1. Material problems. In previous surgical cases, there were often problems with implants in the body that caused the patient to suffer secondary pain, or problems with the implant, or damage to the human body caused by the implant. Then, as an emerging technology, 3D printing technology must also consider this issue. If it's just for printing, it might be a little small for it. If it can explore materials that are more suitable for the human body, it will also become an important part of the fate of technology.
2. Commercialization promotion issues. If a technology is just a vase, its fate must be long-lasting. Then, for 3D printing, it still exists in some hospitals with strong financial strength. The average 3D printing equipment on the market is hundreds of thousands of dollars, and the cost of equipment in hospitals with higher precision requirements is higher. For example, the medical requirements for the accuracy of 3D printing, the blood vessels on the 3D liver printed by a Japanese manufacturer are clearly visible, and the equipment that achieves such precision is generally unacceptable to hospitals. Therefore, strengthening the research and development of technology and reducing equipment costs may be the key factors for its rapid sinking promotion.
3. Print the kinetic energy of the organ. At present, although a short-lived liver can be created by superimposing cells, it is not a function that does not mean that it has liver function. In fact, the environment such as utensils is incomparable to the human body, so there will be differences in pharmacological testing. In addition, how to make blood vessels that transport oxygen and nutrients remains a problem. If this problem is not solved, the cells will not survive for a long time. In addition, this 3D printing organ will also face the problem of human body rejection in the future.

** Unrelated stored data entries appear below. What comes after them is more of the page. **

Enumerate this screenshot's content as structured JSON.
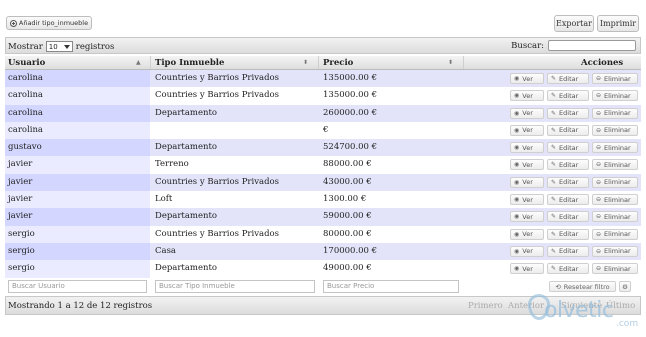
{
  "toolbar": {
    "add_label": "Añadir tipo_inmueble",
    "export_label": "Exportar",
    "print_label": "Imprimir"
  },
  "length": {
    "prefix": "Mostrar",
    "value": "10",
    "suffix": "registros"
  },
  "search": {
    "label": "Buscar:"
  },
  "columns": [
    "Usuario",
    "Tipo Inmueble",
    "Precio",
    "Acciones"
  ],
  "rows": [
    {
      "usuario": "carolina",
      "tipo": "Countries y Barrios Privados",
      "precio": "135000.00 €"
    },
    {
      "usuario": "carolina",
      "tipo": "Countries y Barrios Privados",
      "precio": "135000.00 €"
    },
    {
      "usuario": "carolina",
      "tipo": "Departamento",
      "precio": "260000.00 €"
    },
    {
      "usuario": "carolina",
      "tipo": "",
      "precio": "€"
    },
    {
      "usuario": "gustavo",
      "tipo": "Departamento",
      "precio": "524700.00 €"
    },
    {
      "usuario": "javier",
      "tipo": "Terreno",
      "precio": "88000.00 €"
    },
    {
      "usuario": "javier",
      "tipo": "Countries y Barrios Privados",
      "precio": "43000.00 €"
    },
    {
      "usuario": "javier",
      "tipo": "Loft",
      "precio": "1300.00 €"
    },
    {
      "usuario": "javier",
      "tipo": "Departamento",
      "precio": "59000.00 €"
    },
    {
      "usuario": "sergio",
      "tipo": "Countries y Barrios Privados",
      "precio": "80000.00 €"
    },
    {
      "usuario": "sergio",
      "tipo": "Casa",
      "precio": "170000.00 €"
    },
    {
      "usuario": "sergio",
      "tipo": "Departamento",
      "precio": "49000.00 €"
    }
  ],
  "actions": {
    "view": "Ver",
    "edit": "Editar",
    "delete": "Eliminar"
  },
  "filters": {
    "usuario": "Buscar Usuario",
    "tipo": "Buscar Tipo Inmueble",
    "precio": "Buscar Precio",
    "reset": "Resetear filtro"
  },
  "footer": {
    "info": "Mostrando 1 a 12 de 12 registros",
    "first": "Primero",
    "prev": "Anterior",
    "next": "Siguiente",
    "last": "Último"
  },
  "watermark": {
    "word": "olvetic",
    "suffix": ".com"
  }
}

Is it better to adapt to the body than the current living organ, or is it not accepted? We are all unknown.
And once an organ is involved, someone will talk about ethical issues. However, since it is to save lives better, the controversy of this issue should not be particularly fierce.
3D printing is still a new thing for the medical industry. We have found that whenever a new technology is created, the medical industry can't wait to try it. This aspect reflects the diversity and complexity of medical issues, and on the other hand reflects human respect and awe of life. And this respect for life will also become an inexhaustible motive force for medical practitioners to use technology to cross the hills.